The primordial nature of the Brahman is called mūlaprakṛuti. Prakṛuti at best can be explained as Nature. It can also be called as māyā. Prakṛuti in combination with the individual soul, mind, intellect and ego form the creation. In fact, soul has to depend on prakṛuti to manifest. Prakṛuti holds the three guṇas or qualities, sattva, rajas, and tamas and three types of creative actions icchā, jñāna, and kriya (desire, wisdom and action). At the time of manifestation of origin of life, the prakṛuti beholds the individual soul by its sheer enticing powers of the guṇas and creative actions (the powers of māyā or illusion), makes the soul to manifest. The soul on its own is passive in nature and has to purely depend upon the prakṛuti to get the karma-s embedded in it to unfold.
Prakṛuti is said to be the kinetic form of energy. This is also known as māyā or the Brahman with attributes. Apart from playing a significant role in creation, the prakṛuti plays a vital role in sustaining the creation. At the time of origin of the universe, the Supreme Self alone prevailed. When the origin manifests into creation, it first becomes space then air, fire, water and earth. From earth plants, animals, man etc unfolded. Prakṛuti in its un-manifested form is called avyakta. This is the state of prakṛuti where all the three guṇas are found in equilibrium. Any change in this equilibrium of guṇas in prakṛuti leads to desire, wisdom and action. This in combination with ego and intellect give rise to further creation. Therefore, prakṛuti is the root of all creations. This is also known as the Brahman with attributes or saguṇa Brahman. The Brahman is the root of all creations as there in nothing beyond that.
The prakṛuti is potentially a powerful tool that binds the soul to manifest in the form of bodies discussed above, just to manifest and unfold the karmas embedded in the soul. When the soul is under the lustful embrace of prakṛuti, the soul that was part of the Supreme Brahman forgets its own nature, and identifies itself with ego.

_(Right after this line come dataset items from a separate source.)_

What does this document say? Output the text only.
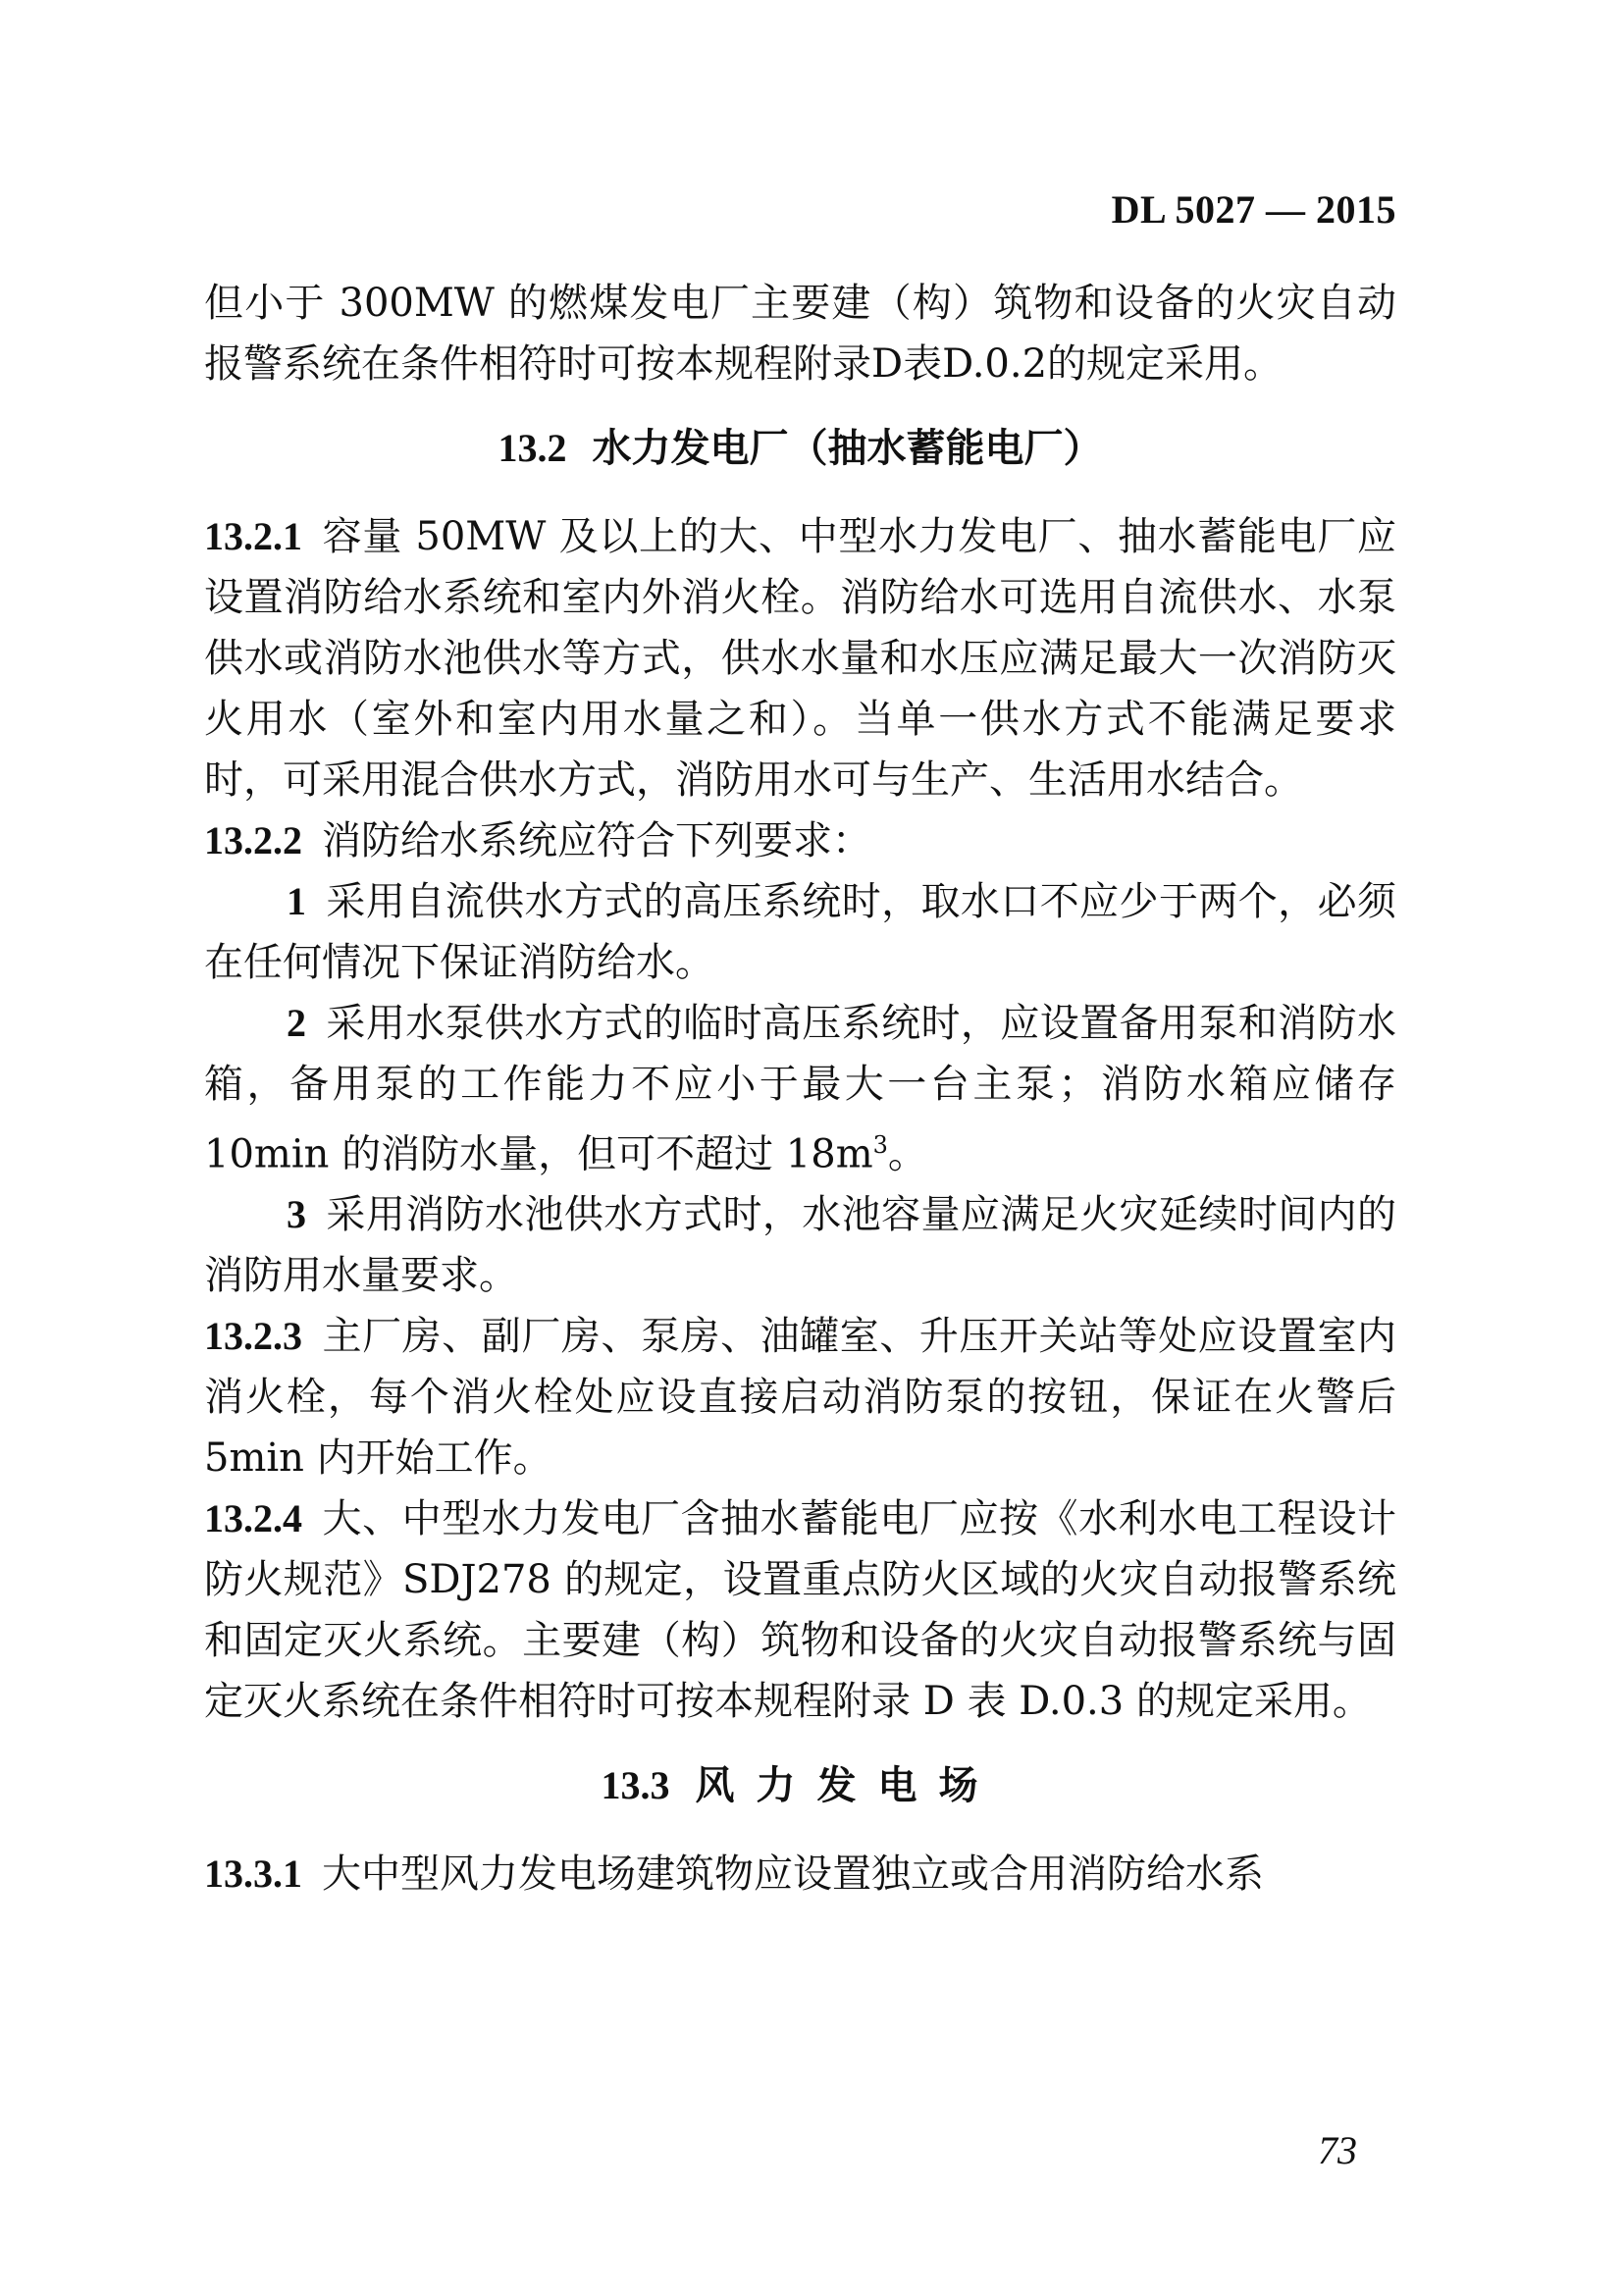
DL 5027 — 2015

但小于 300MW 的燃煤发电厂主要建（构）筑物和设备的火灾自动报警系统在条件相符时可按本规程附录D表D.0.2的规定采用。

13.2 水力发电厂（抽水蓄能电厂）

13.2.1 容量 50MW 及以上的大、中型水力发电厂、抽水蓄能电厂应设置消防给水系统和室内外消火栓。消防给水可选用自流供水、水泵供水或消防水池供水等方式，供水水量和水压应满足最大一次消防灭火用水（室外和室内用水量之和）。当单一供水方式不能满足要求时，可采用混合供水方式，消防用水可与生产、生活用水结合。

13.2.2 消防给水系统应符合下列要求：

1 采用自流供水方式的高压系统时，取水口不应少于两个，必须在任何情况下保证消防给水。

2 采用水泵供水方式的临时高压系统时，应设置备用泵和消防水箱，备用泵的工作能力不应小于最大一台主泵；消防水箱应储存 10min 的消防水量，但可不超过 $18m^3$。

3 采用消防水池供水方式时，水池容量应满足火灾延续时间内的消防用水量要求。

13.2.3 主厂房、副厂房、泵房、油罐室、升压开关站等处应设置室内消火栓，每个消火栓处应设直接启动消防泵的按钮，保证在火警后 5min 内开始工作。

13.2.4 大、中型水力发电厂含抽水蓄能电厂应按《水利水电工程设计防火规范》SDJ278 的规定，设置重点防火区域的火灾自动报警系统和固定灭火系统。主要建（构）筑物和设备的火灾自动报警系统与固定灭火系统在条件相符时可按本规程附录 D 表 D.0.3 的规定采用。

13.3 风力发电场

13.3.1 大中型风力发电场建筑物应设置独立或合用消防给水系

73
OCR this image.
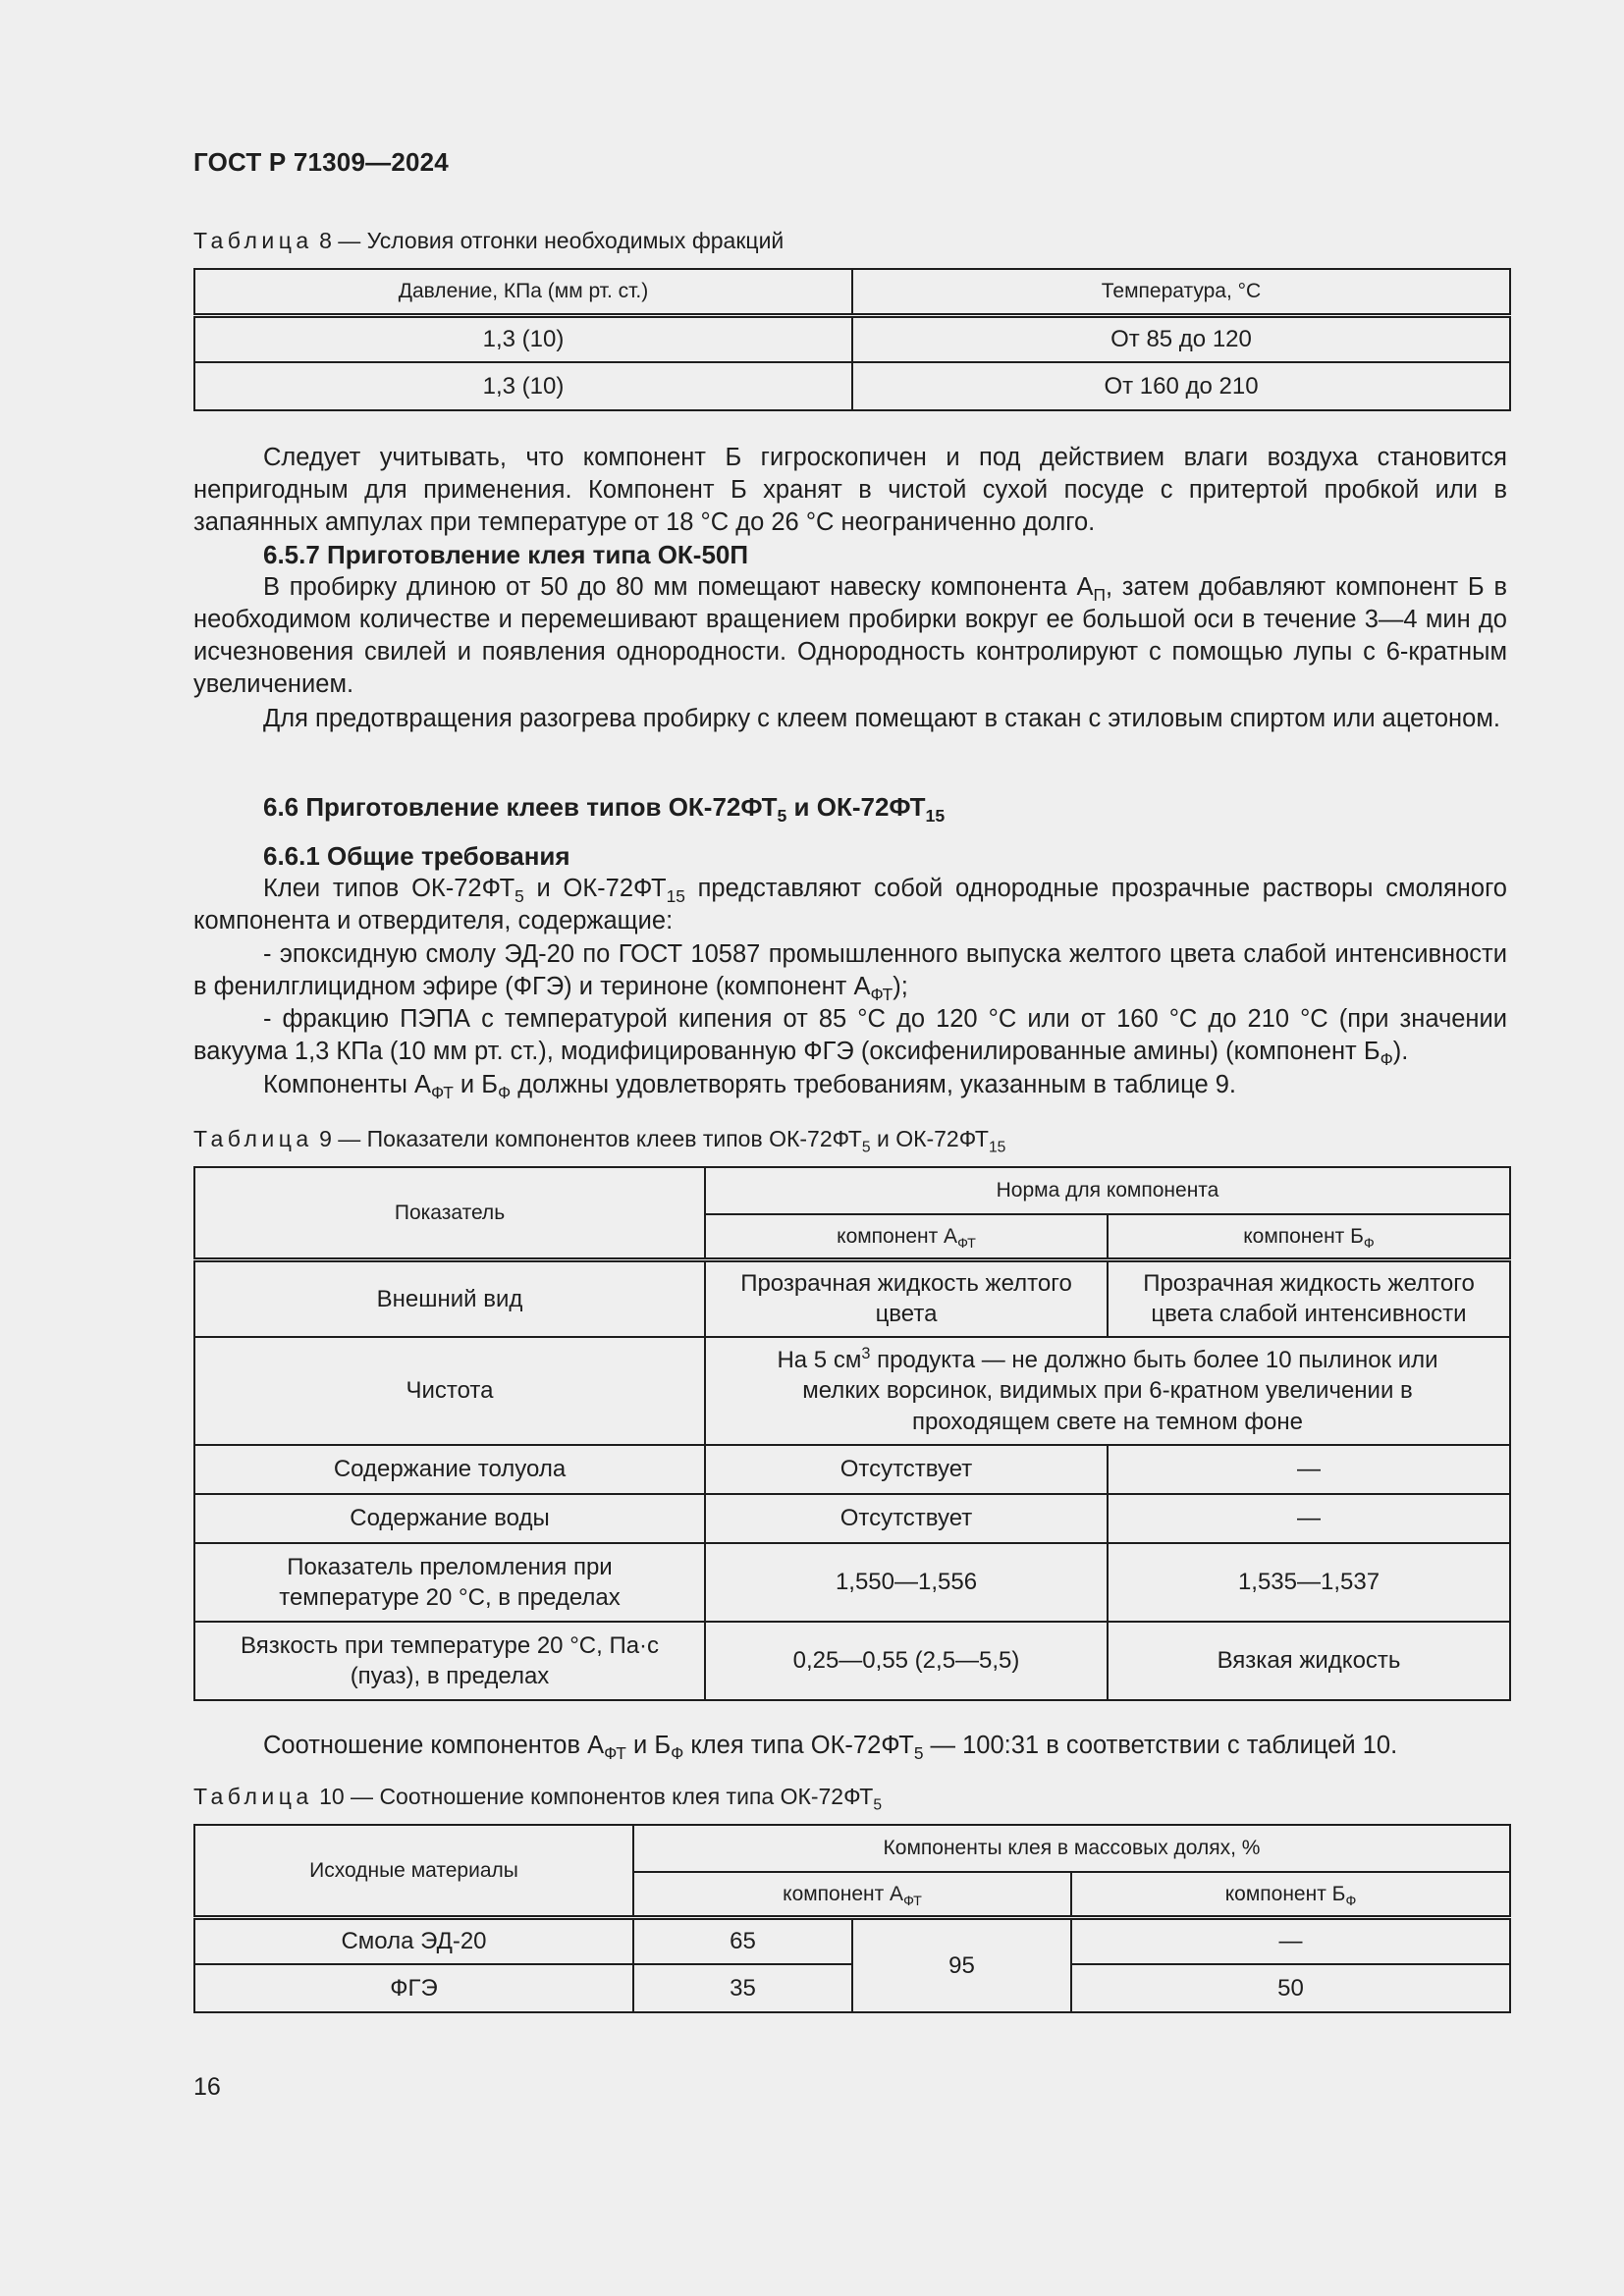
ГОСТ Р 71309—2024
Таблица 8 — Условия отгонки необходимых фракций
Давление, КПа (мм рт. ст.)	Температура, °С
1,3 (10)	От 85 до 120
1,3 (10)	От 160 до 210
Следует учитывать, что компонент Б гигроскопичен и под действием влаги воздуха становится непригодным для применения. Компонент Б хранят в чистой сухой посуде с притертой пробкой или в запаянных ампулах при температуре от 18 °С до 26 °С неограниченно долго.
6.5.7 Приготовление клея типа ОК-50П
В пробирку длиною от 50 до 80 мм помещают навеску компонента $А_П$, затем добавляют компонент Б в необходимом количестве и перемешивают вращением пробирки вокруг ее большой оси в течение 3—4 мин до исчезновения свилей и появления однородности. Однородность контролируют с помощью лупы с 6-кратным увеличением.
Для предотвращения разогрева пробирку с клеем помещают в стакан с этиловым спиртом или ацетоном.
6.6 Приготовление клеев типов $ОК-72ФТ_5$ и $ОК-72ФТ_{15}$
6.6.1 Общие требования
Клеи типов $ОК-72ФТ_5$ и $ОК-72ФТ_{15}$ представляют собой однородные прозрачные растворы смоляного компонента и отвердителя, содержащие:
- эпоксидную смолу ЭД-20 по ГОСТ 10587 промышленного выпуска желтого цвета слабой интенсивности в фенилглицидном эфире (ФГЭ) и териноне (компонент $А_{ФТ}$);
- фракцию ПЭПА с температурой кипения от 85 °С до 120 °С или от 160 °С до 210 °С (при значении вакуума 1,3 КПа (10 мм рт. ст.), модифицированную ФГЭ (оксифенилированные амины) (компонент $Б_Ф$).
Компоненты $А_{ФТ}$ и $Б_Ф$ должны удовлетворять требованиям, указанным в таблице 9.
Таблица 9 — Показатели компонентов клеев типов $ОК-72ФТ_5$ и $ОК-72ФТ_{15}$
Показатель	Норма для компонента	
	компонент $А_{ФТ}$	компонент $Б_Ф$
Внешний вид	Прозрачная жидкость желтого цвета	Прозрачная жидкость желтого цвета слабой интенсивности
Чистота	На 5 $см^3$ продукта — не должно быть более 10 пылинок или мелких ворсинок, видимых при 6-кратном увеличении в проходящем свете на темном фоне	
Содержание толуола	Отсутствует	—
Содержание воды	Отсутствует	—
Показатель преломления при температуре 20 °С, в пределах	1,550—1,556	1,535—1,537
Вязкость при температуре 20 °С, Па·с (пуаз), в пределах	0,25—0,55 (2,5—5,5)	Вязкая жидкость
Соотношение компонентов $А_{ФТ}$ и $Б_Ф$ клея типа $ОК-72ФТ_5$ — 100:31 в соответствии с таблицей 10.
Таблица 10 — Соотношение компонентов клея типа $ОК-72ФТ_5$
Исходные материалы	Компоненты клея в массовых долях, %		
	компонент $А_{ФТ}$		компонент $Б_Ф$
Смола ЭД-20	65	95	—
ФГЭ	35		50
16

The deceptive and illusionary nature of prakṛuti engulfs the soul with all sorts of addictions, afflictions and confusions and makes the soul totally discombobulated. The subtle body consisting of the five vital forces, the mind, the intellect and the ten organs is produced from the five basic elements. This paves the way for the soul to experience the result of actions or in other words it causes karma-s. The subtle body is of two kinds, superior and inferior. The superior one is the subtle body of hiraṇyagarbha and the inferior is the subtle body of living beings. The subtle body of hiraṇyagarbha is called as mahat or the cosmic intellect and the subtle body of living beings is called ego.